David di Donatello: Jeeg Robot e Non essere cattivo i favoriti
Alla vigilia dell'assegnazione dei David di Donatello, prestigioso riconoscimento che incorona le produzioni italiane secondo al formula resa celebre dagli Oscar, i riflettori sono tutti puntati su due outsiders che sono prepotentemente entrati nella lista dei probabili vincitori, a scapito di produzioni più titolate e considerate come favorite prima delle nominations.
A fronte della presenza di un parterre di eccezione che vede in lizza maestri del cinema nostrano e internazionale, come Rosi, Sorrentino e Garrone, a sbaragliare la concorrenza in materia di nomiantion sono stati Lo chimavano Jeeg robot, pellicola diretta dall'esordiente Gabriele Mainetti e Non essere cattivo, ultima fatica del giovane Claudio Caligari.

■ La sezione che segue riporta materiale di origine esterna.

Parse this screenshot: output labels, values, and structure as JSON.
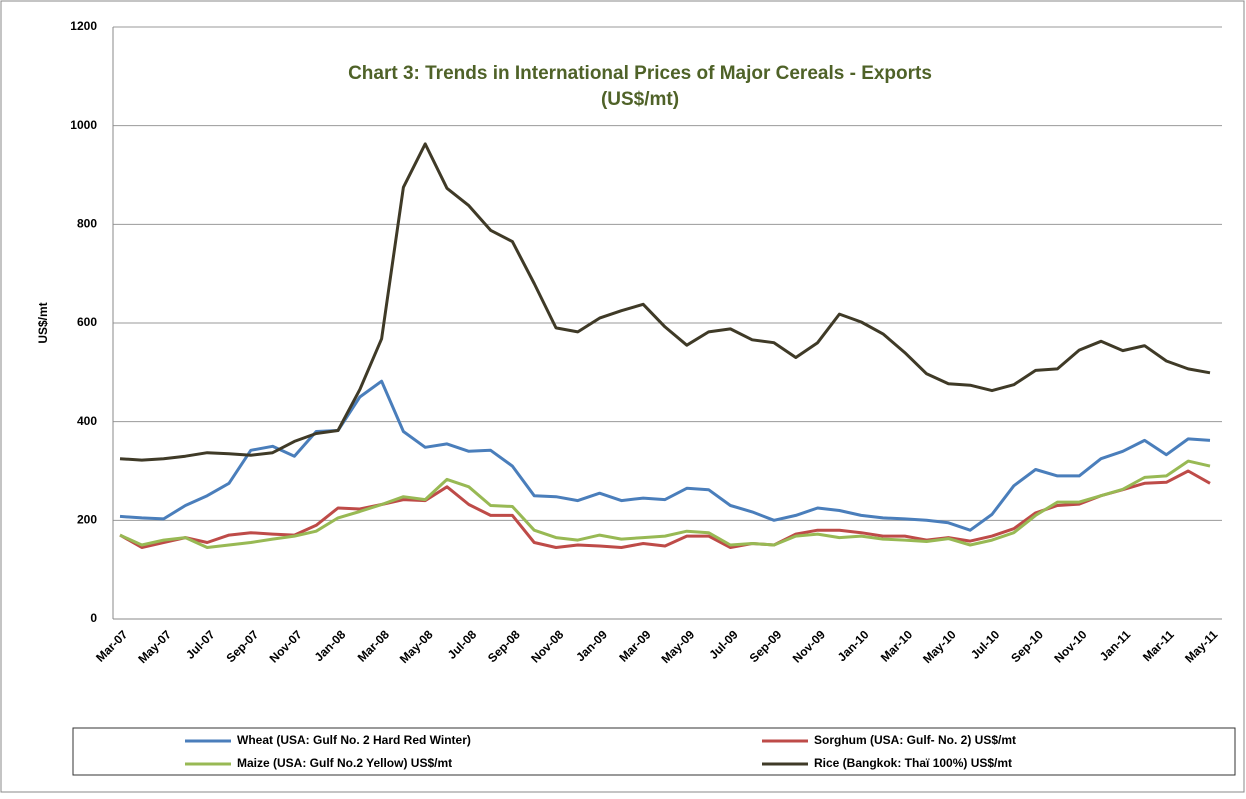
{
  "chart_data": {
    "type": "line",
    "title": "Chart 3: Trends in International Prices of Major Cereals - Exports",
    "subtitle": "(US$/mt)",
    "y_label": "US$/mt",
    "categories": [
      "Mar-07",
      null,
      "May-07",
      null,
      "Jul-07",
      null,
      "Sep-07",
      null,
      "Nov-07",
      null,
      "Jan-08",
      null,
      "Mar-08",
      null,
      "May-08",
      null,
      "Jul-08",
      null,
      "Sep-08",
      null,
      "Nov-08",
      null,
      "Jan-09",
      null,
      "Mar-09",
      null,
      "May-09",
      null,
      "Jul-09",
      null,
      "Sep-09",
      null,
      "Nov-09",
      null,
      "Jan-10",
      null,
      "Mar-10",
      null,
      "May-10",
      null,
      "Jul-10",
      null,
      "Sep-10",
      null,
      "Nov-10",
      null,
      "Jan-11",
      null,
      "Mar-11",
      null,
      "May-11"
    ],
    "series": [
      {
        "name": "Wheat (USA: Gulf No. 2 Hard Red Winter)",
        "color": "#4a7ebb",
        "values": [
          208,
          205,
          203,
          230,
          250,
          275,
          342,
          350,
          330,
          380,
          382,
          450,
          482,
          380,
          348,
          355,
          340,
          342,
          310,
          250,
          248,
          240,
          255,
          240,
          245,
          242,
          265,
          262,
          230,
          217,
          200,
          210,
          225,
          220,
          210,
          205,
          203,
          200,
          195,
          180,
          212,
          270,
          303,
          290,
          290,
          325,
          340,
          362,
          333,
          365,
          362
        ]
      },
      {
        "name": "Sorghum (USA: Gulf- No. 2) US$/mt",
        "color": "#be4b48",
        "values": [
          170,
          145,
          155,
          165,
          155,
          170,
          175,
          172,
          170,
          190,
          225,
          223,
          232,
          242,
          240,
          268,
          232,
          210,
          210,
          155,
          145,
          150,
          148,
          145,
          153,
          148,
          168,
          168,
          145,
          153,
          150,
          172,
          180,
          180,
          175,
          168,
          168,
          160,
          165,
          158,
          168,
          183,
          215,
          230,
          233,
          250,
          262,
          275,
          277,
          300,
          275
        ]
      },
      {
        "name": "Maize (USA: Gulf No.2 Yellow) US$/mt",
        "color": "#98b954",
        "values": [
          170,
          150,
          160,
          165,
          145,
          150,
          155,
          162,
          168,
          178,
          205,
          218,
          232,
          248,
          242,
          283,
          268,
          230,
          228,
          180,
          165,
          160,
          170,
          162,
          165,
          168,
          178,
          175,
          150,
          153,
          150,
          168,
          172,
          165,
          168,
          162,
          160,
          157,
          163,
          150,
          160,
          175,
          210,
          237,
          237,
          250,
          263,
          287,
          290,
          320,
          310
        ]
      },
      {
        "name": "Rice (Bangkok: Thaï 100%) US$/mt",
        "color": "#3f3a27",
        "values": [
          325,
          322,
          325,
          330,
          337,
          335,
          332,
          337,
          360,
          376,
          382,
          465,
          568,
          875,
          963,
          873,
          838,
          788,
          765,
          680,
          590,
          582,
          610,
          625,
          638,
          592,
          555,
          582,
          588,
          566,
          560,
          530,
          560,
          618,
          602,
          578,
          540,
          497,
          477,
          474,
          463,
          475,
          504,
          507,
          545,
          563,
          544,
          554,
          523,
          507,
          499
        ]
      }
    ],
    "ylim": [
      0,
      1200
    ],
    "yticks": [
      0,
      200,
      400,
      600,
      800,
      1000,
      1200
    ],
    "grid": true
  }
}
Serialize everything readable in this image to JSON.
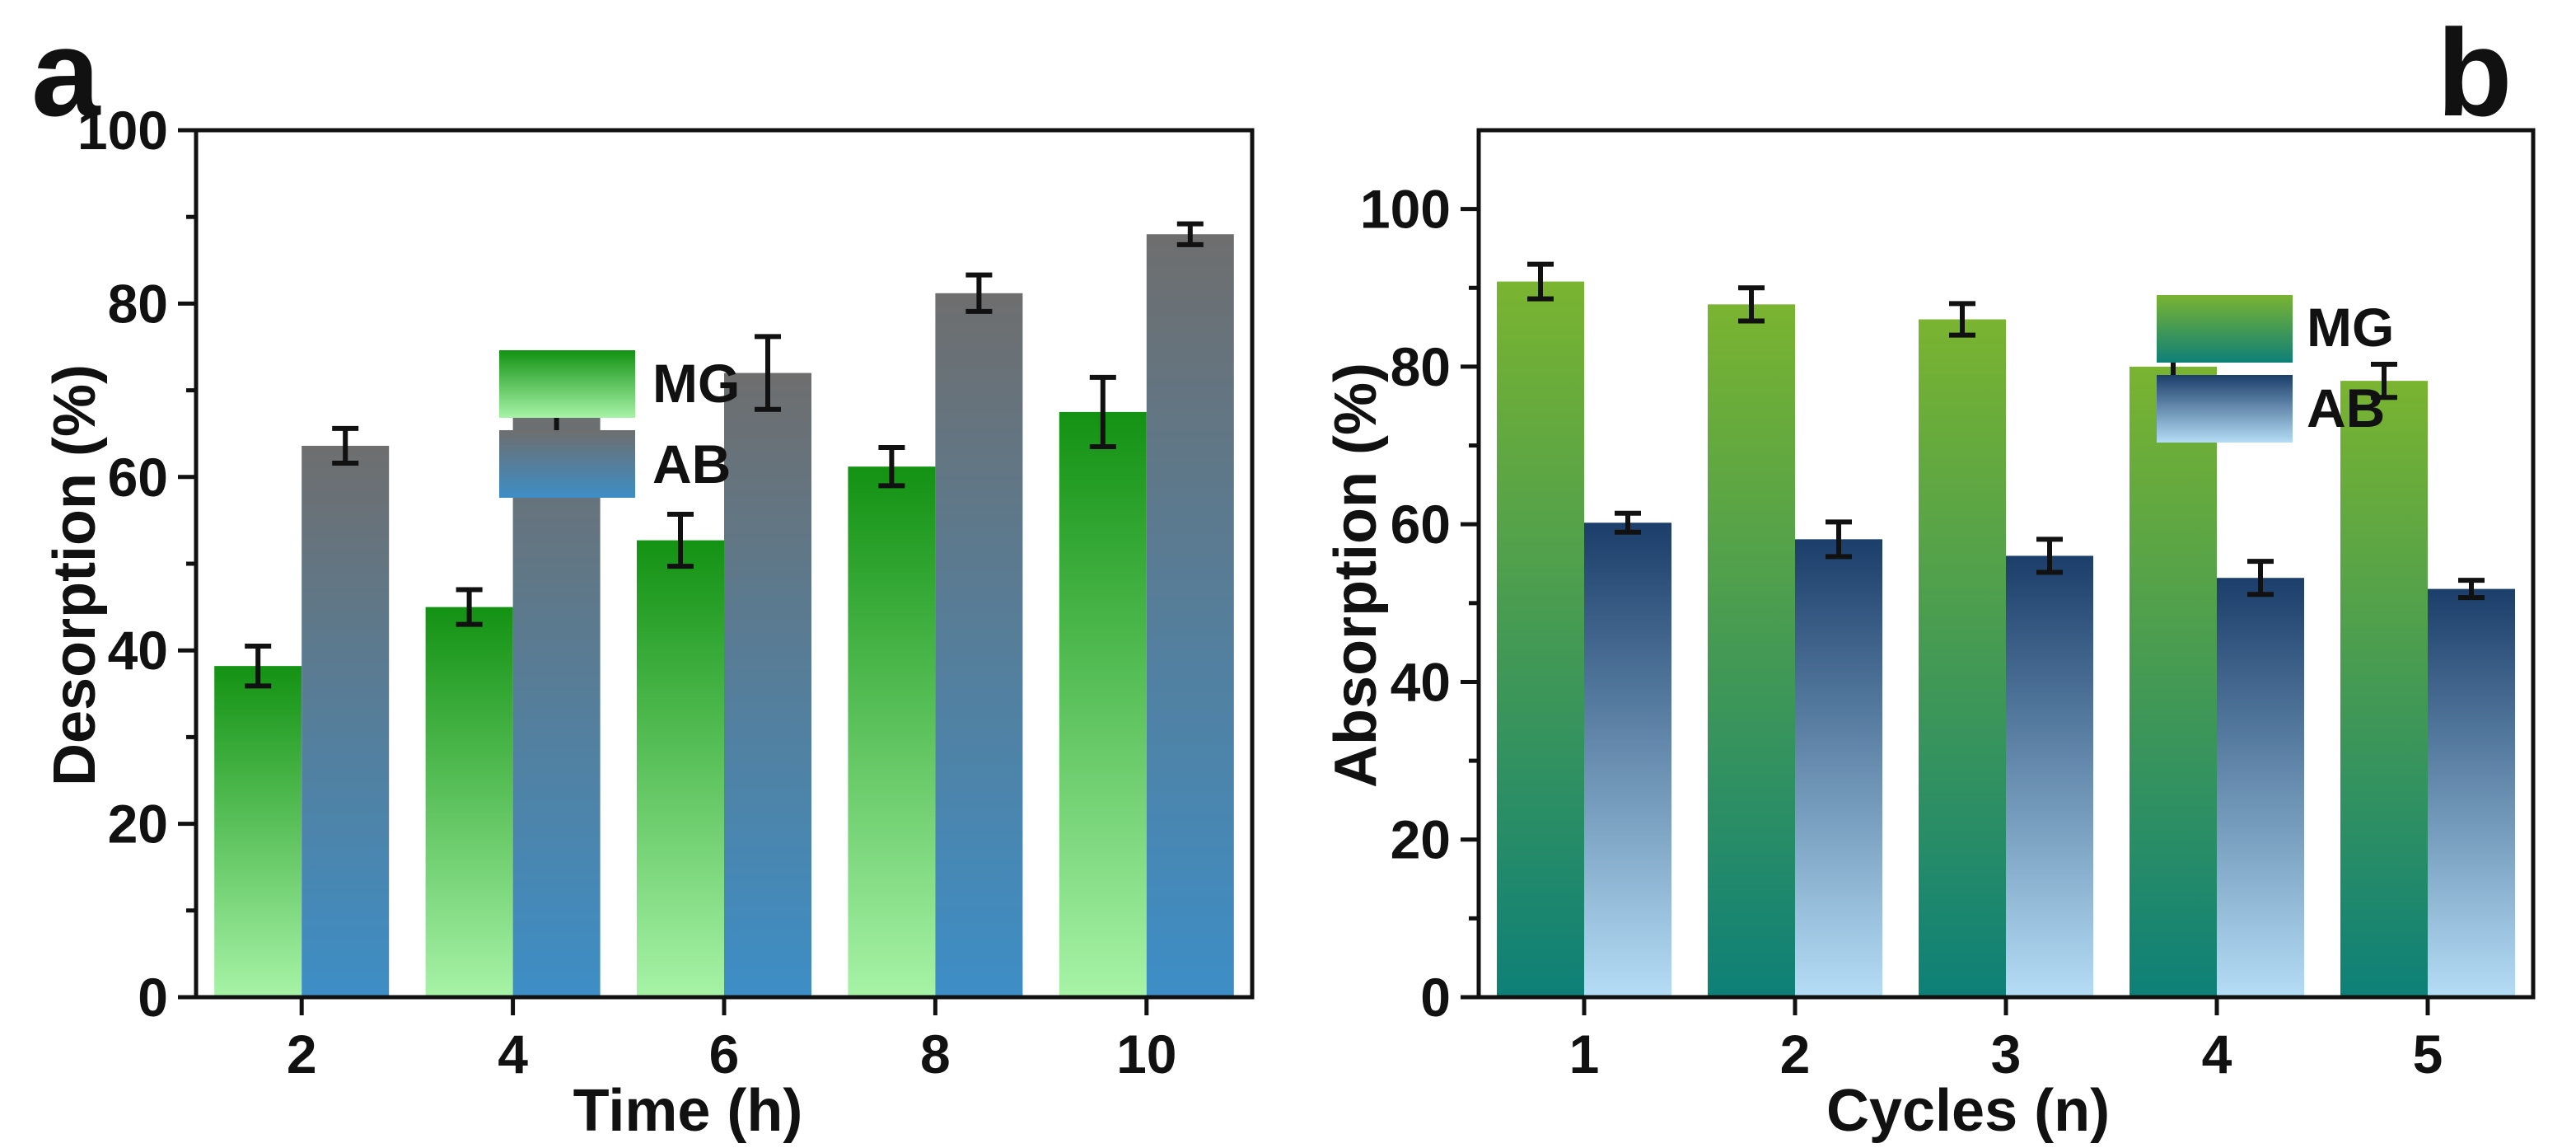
{
  "chart_data": [
    {
      "panel": "a",
      "type": "bar",
      "title": "",
      "xlabel": "Time (h)",
      "ylabel": "Desorption (%)",
      "categories": [
        "2",
        "4",
        "6",
        "8",
        "10"
      ],
      "ylim": [
        0,
        100
      ],
      "yticks": [
        "0",
        "20",
        "40",
        "60",
        "80",
        "100"
      ],
      "legend_position": "top-left",
      "series": [
        {
          "name": "MG",
          "values": [
            38.2,
            45.0,
            52.7,
            61.2,
            67.5
          ],
          "errors": [
            2.3,
            2.0,
            3.0,
            2.2,
            4.0
          ],
          "gradient_top": "#139213",
          "gradient_bottom": "#a7f3a7"
        },
        {
          "name": "AB",
          "values": [
            63.6,
            68.2,
            72.0,
            81.2,
            88.0
          ],
          "errors": [
            2.0,
            3.9,
            4.2,
            2.1,
            1.2
          ],
          "gradient_top": "#6e6e6e",
          "gradient_bottom": "#3d8ec6"
        }
      ]
    },
    {
      "panel": "b",
      "type": "bar",
      "title": "",
      "xlabel": "Cycles (n)",
      "ylabel": "Absorption (%)",
      "categories": [
        "1",
        "2",
        "3",
        "4",
        "5"
      ],
      "ylim": [
        0,
        110
      ],
      "yticks": [
        "0",
        "20",
        "40",
        "60",
        "80",
        "100"
      ],
      "legend_position": "top-right",
      "series": [
        {
          "name": "MG",
          "values": [
            90.8,
            87.9,
            86.0,
            80.0,
            78.2
          ],
          "errors": [
            2.2,
            2.1,
            2.0,
            2.0,
            2.1
          ],
          "gradient_top": "#7ab430",
          "gradient_bottom": "#0e8078"
        },
        {
          "name": "AB",
          "values": [
            60.2,
            58.1,
            56.0,
            53.2,
            51.8
          ],
          "errors": [
            1.2,
            2.2,
            2.1,
            2.1,
            1.1
          ],
          "gradient_top": "#1b3e6a",
          "gradient_bottom": "#b5ddf6"
        }
      ]
    }
  ]
}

Ad influire sul successo delle due pellicole hanno giocato numerosi fattori, tra i quali spiccano, rispettivamente, l'originalità di un film che gioca sugli stilemi dei cartoni giapponesi anni'80 per narrare una storia dai toni drammatici e la volontà di riportare in auge quel genere di tipo noir troppo presto accantonato dal nostro paese e riservato a produzioni minori, seppur ottime, come La ragazza del lago e la Giusta distanza.
Mentre Lo chiamavano jeeg robot riesce con eleganza a narrare le spinose tematiche connesse con la tossicodipendenza e il disagio urbano, strizzando perennemente l'occhio in direzione di un universo immaginario che funge da ancora di salvezza emotiva per i protagonisti, Non essere cattivo trasporta in una Ostia di metà anni'90 gli archetipi narrativi di pasolinaina memoria, confezionando un ottimo thriller in cui la componente realistica aderisce alla perfezione sui personaggi.
In attesa dell'effettiva consacrazione di due pellicole che hanno già fatto incetta di nominations e consensi, che avverrà il 18 aprile con diretta su Sky, i David di Donatello fungeranno da consueto specchio di tutte quelle tendenze che si agitano nel nostro Paese e che portano i riflettori nostrani a puntarsi su realtà spesso ignote ed impreviste.